URL Berhasil Disalin
Terkini

Ratusan Kader Demokrat Sultra Datangi PTUN Sampaikan Surat Perlindungan Hukum Ketua MA

Ratusan Kader Demokrat Sultra Datangi PTUN Sampaikan Surat Perlindungan Hukum Ketua MA
Sejumlah kader Partai Demokrat Sultra saat mendatangi Kantor PTUN di Kendari. Foto: Istimewa. (3/4/2023).

Kendari – Ratusan kader Partai Demokrat Sulawesi Tenggara (Sultra) mendatangi Kantor Pengadilan Tata Usaha Negara (PTUN) di Kelurahan Anduonohu, Kecamatan Poasia, Kota Kendari, Senin (3/4/2023) sekira pukul 12.30 Wita. Mereka datang untuk menyampaikan surat perlindungan hukum kepada Ketua Mahkamah Agung (MA) Republik Indonesia di Jakarta.

Kedatangan para kader tersebut dipimpin langsung Ketua Dewan Pimpinan Daerah (DPD) Partai Demokrat Sultra Muh. Endang, Sekretaris DPD Partai Demokrat Sultra Budhi Prasodjo, Wakil Ketua DPRD Provinsi Sultra Jumarding, dan anggota fraksi lainnya.

Muh.
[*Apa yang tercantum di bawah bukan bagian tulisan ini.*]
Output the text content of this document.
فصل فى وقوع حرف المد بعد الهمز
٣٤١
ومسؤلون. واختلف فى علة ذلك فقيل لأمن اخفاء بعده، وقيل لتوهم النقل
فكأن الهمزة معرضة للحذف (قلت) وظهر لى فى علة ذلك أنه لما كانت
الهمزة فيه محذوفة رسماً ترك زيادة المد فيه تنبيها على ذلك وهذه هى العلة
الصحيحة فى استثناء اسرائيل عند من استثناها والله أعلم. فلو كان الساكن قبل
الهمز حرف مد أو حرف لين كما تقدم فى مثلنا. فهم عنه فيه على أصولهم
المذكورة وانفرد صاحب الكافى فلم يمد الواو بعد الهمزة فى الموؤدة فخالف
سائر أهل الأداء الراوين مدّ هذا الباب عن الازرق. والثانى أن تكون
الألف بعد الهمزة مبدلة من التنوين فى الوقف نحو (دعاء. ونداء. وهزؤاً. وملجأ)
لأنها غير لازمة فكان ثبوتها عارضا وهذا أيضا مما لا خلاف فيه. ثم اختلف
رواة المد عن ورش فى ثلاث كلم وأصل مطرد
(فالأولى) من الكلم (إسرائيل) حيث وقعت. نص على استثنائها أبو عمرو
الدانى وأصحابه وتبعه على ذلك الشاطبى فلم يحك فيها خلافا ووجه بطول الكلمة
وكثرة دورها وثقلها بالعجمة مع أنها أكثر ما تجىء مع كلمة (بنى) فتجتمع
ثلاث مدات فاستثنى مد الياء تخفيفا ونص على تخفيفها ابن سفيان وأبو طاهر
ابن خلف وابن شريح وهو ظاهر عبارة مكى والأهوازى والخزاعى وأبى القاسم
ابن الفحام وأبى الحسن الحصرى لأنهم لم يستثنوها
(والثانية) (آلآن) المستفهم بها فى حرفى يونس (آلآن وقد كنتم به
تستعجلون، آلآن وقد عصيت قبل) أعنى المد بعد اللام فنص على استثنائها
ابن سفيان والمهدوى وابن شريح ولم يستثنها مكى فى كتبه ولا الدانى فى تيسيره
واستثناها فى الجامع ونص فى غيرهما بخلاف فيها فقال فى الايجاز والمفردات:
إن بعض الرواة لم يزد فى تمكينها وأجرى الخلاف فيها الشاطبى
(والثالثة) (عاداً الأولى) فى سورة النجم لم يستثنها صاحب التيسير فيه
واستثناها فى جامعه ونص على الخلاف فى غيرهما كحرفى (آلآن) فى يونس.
Endang menyampaikan bahwa kedatangannya bersama ratusan kader tersebut ke PTUN menyampaikan surat perlindungan hukum kepada Ketua MA RI di Jakarta dari ancaman perampokan KLB Moeldoko.

Endang menjelaskan, pada tanggal 3 Maret 2023 kubu KLB Moeldoko kembali mendaftarkan permohonan peninjauan kembali (PK) kepada MA melalui PTUN Jakarta. Isi PK tersebut adalah permintaan kepada MA RI untuk membatalkan Keputusan Menkumham RI tentang Penetapan Hasil Kongres Jakarta yang menetapkan dan mengakui kepengurusan Agus Harimurti Yudhoyono (AHY).

Alasan pengajuan peninjauan kembali ini oleh kubu Moeldoko karena mereka mendapatkan empat bukti baru sehingga mereka beranggapan keputusan Menkumham harus dibatalkan dan harusnya kepengurusan hasil KLB Moeldoko yang disahkan.

Terhadap hal tersebut, Endang membantah karena apa yang disampaikan kubu Moeldoko itu kebohongan belaka dan hanya berdasarkan berita dan kliping koran saja. Ia menduga langkah tersebut dilakukan dengan motif dan tujuannya hanya untuk menghalangi kemenangan Demokrat dan pencapresan Anies.

Baca Juga:  Demokrat Sultra Soroti Kepemimpinan ASR-Hugua: Harusnya Prioritaskan Masalah Substansial Ketimbang Proyek

Ia menyayangkan langkah kubu KSP Moeldoko yang tidak kesatria dan mendirikan partai sendiri saja. Sikap Presiden Jokowi yang terkesan membiarkan langkah dan sepak terjang KSP-nya Moeldoko juga disayangkan.

“Pembiaran oleh Presiden Jokowi tersebut membuat kesan seolah-olah langkah Moeldoko direstui Presiden Jokowi,” tegas Endang.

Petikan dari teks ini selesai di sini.